León ha definito l'incontro come un atto di “vergogna nazionale” e ha sostenuto che Díaz-Canel ha mostrato un discorso scollegato dalla Cuba reale, incentrato su promesse future e piani riciclati, mentre il Paese sopravvive tra code interminabili, salari ridotti e un'angoscia quotidiana che è diventata cronica.
Per León, ciò che più preoccupa del discorso non è stata la retorica sulla “resistenza” o sulla “guerra mediatica”, ma una frase che considera un avvertimento mascherato. Díaz-Canel ha parlato di come stia per arrivare una situazione che richiederà “misure estreme”, interpretata dallo storico come l'annuncio di ulteriori sacrifici imposti al popolo: tagli, restrizioni, maggiore controllo e possibile repressione.
“Nel linguaggio della dittatura, ‘misure estreme’ significa sempre le stesse cose,” ha scritto León, assicurando che il regime sta preparando il terreno per trasferire alla popolazione il costo del proprio fallimento.
Nella sua pubblicazione, ha concluso che il regime non sta governando, ma si sta preparando a un inasprimento della crisi.
“Cuba non ha bisogno di ulteriore propaganda né di promesse: ha bisogno di libertà”, ha scritto, affermando che ciò che è stato mostrato in televisione era “un copione usurato” e un governo incapace di rispondere all'emergenza reale.
Per lo historiador, la comparsa non è stata un esercizio di trasparenza, ma un segnale d'allarme: “Quando un presidente annuncia misure estreme davanti a un paese in rovina, non sta governando, sta preparando il colpo finale contro il popolo”.
Un "dialogo in diretta" sotto sospetto
La comparsa è stata segnata anche da un'altra polemica, poiché non sarebbe stata trasmessa in diretta, nonostante quanto annunciato dalla propaganda ufficiale.
Un dettaglio apparentemente minore ha acceso i social network, quando tutti hanno notato l'orologio al polso della giornalista ufficialista Arleen Rodríguez Derivet, moderatrice dell'incontro, che mostrava un'ora prossima alle 5, contraddicendo la narrazione che il programma sia stato trasmesso in diretta al mattino. Per molti cubani, questo elemento mette in evidenza che lo scambio potrebbe essere stato registrato e montato in anticipo, rafforzando la sensazione di una messa in scena.
Un'altra delle critiche più forti è stata la presunta presenza di media stranieri.
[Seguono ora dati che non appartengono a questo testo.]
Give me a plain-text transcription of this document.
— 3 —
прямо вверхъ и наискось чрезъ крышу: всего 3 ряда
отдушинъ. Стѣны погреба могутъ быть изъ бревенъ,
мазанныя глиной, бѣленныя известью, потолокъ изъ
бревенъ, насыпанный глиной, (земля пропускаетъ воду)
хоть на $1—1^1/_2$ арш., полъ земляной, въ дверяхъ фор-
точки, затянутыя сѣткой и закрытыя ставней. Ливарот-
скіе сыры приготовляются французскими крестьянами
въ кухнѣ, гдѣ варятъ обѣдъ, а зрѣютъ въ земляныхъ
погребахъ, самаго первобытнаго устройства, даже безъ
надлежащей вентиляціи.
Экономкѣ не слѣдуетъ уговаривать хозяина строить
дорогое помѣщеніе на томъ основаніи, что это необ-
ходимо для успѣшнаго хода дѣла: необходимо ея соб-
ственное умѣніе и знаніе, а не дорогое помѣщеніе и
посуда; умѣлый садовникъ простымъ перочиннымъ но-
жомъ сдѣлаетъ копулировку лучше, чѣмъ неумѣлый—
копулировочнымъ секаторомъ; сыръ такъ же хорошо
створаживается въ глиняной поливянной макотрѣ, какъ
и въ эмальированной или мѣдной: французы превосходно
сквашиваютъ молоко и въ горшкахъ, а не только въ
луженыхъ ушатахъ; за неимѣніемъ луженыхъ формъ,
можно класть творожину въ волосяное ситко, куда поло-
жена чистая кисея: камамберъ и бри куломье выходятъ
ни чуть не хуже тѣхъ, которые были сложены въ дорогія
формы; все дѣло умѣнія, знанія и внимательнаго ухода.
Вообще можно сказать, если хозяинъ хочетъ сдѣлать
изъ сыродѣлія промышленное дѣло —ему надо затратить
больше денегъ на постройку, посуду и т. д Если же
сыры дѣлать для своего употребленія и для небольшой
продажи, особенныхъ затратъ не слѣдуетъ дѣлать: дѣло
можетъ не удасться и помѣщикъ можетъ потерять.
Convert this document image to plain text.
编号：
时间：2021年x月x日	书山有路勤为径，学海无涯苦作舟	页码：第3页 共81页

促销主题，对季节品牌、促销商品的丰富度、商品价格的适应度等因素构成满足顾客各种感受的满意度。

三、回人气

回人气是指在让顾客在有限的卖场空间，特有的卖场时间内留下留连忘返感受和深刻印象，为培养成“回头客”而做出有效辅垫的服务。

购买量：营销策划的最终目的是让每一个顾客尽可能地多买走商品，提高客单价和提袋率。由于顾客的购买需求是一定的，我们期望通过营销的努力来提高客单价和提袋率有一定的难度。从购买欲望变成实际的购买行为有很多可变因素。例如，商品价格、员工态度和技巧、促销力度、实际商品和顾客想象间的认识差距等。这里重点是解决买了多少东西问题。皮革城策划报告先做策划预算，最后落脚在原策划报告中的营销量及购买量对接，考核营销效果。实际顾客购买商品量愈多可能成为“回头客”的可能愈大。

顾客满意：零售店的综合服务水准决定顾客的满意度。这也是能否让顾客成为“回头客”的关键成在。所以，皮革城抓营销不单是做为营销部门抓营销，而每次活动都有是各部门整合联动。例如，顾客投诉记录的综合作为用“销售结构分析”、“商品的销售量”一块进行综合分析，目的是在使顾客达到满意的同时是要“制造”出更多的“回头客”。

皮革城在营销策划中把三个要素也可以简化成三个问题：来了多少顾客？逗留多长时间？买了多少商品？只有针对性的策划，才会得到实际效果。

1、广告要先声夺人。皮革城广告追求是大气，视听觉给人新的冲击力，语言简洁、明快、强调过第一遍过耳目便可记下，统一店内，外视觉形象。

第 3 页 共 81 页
Sebbene il regime l'abbia venduto come un dialogo con la stampa internazionale, ciò che si è visto nella sala sono stati rappresentanti di media alleati come RT (Russia) e Xinhua (Cina), tutti giornalisti cubani accreditati presso quei media.
Inoltre, è stata inclusa Prensa Latina come “agenzia internazionale”, nonostante sia un'entità statale cubana strettamente legata all'apparato informativo del regime, il che ha sollevato interrogativi sulla legittimità del formato.
La mancanza di agenzie indipendenti come EFE, AFP o AP ha ulteriormente alimentato la percezione che il governo avesse scelto con attenzione i suoi interlocutori.
Inoltre, si è visto un Díaz-Canel visibilmente a disagio, con voce tremolante e gesti nervosi di fronte ai microfoni, in un momento in cui il paese sta attraversando una crisi severa e la tensione sociale cresce.
Sebbene il mandatario abbia insistito nel colpevolizzare gli Stati Uniti e abbia parlato di strategie a lungo termine, come parchi fotovoltaici e riforme amministrative, non ha offerto soluzioni immediate per il dramma quotidiano di milioni di cubani che trascorrono ore senza elettricità, senza trasporti e senza alimenti di base.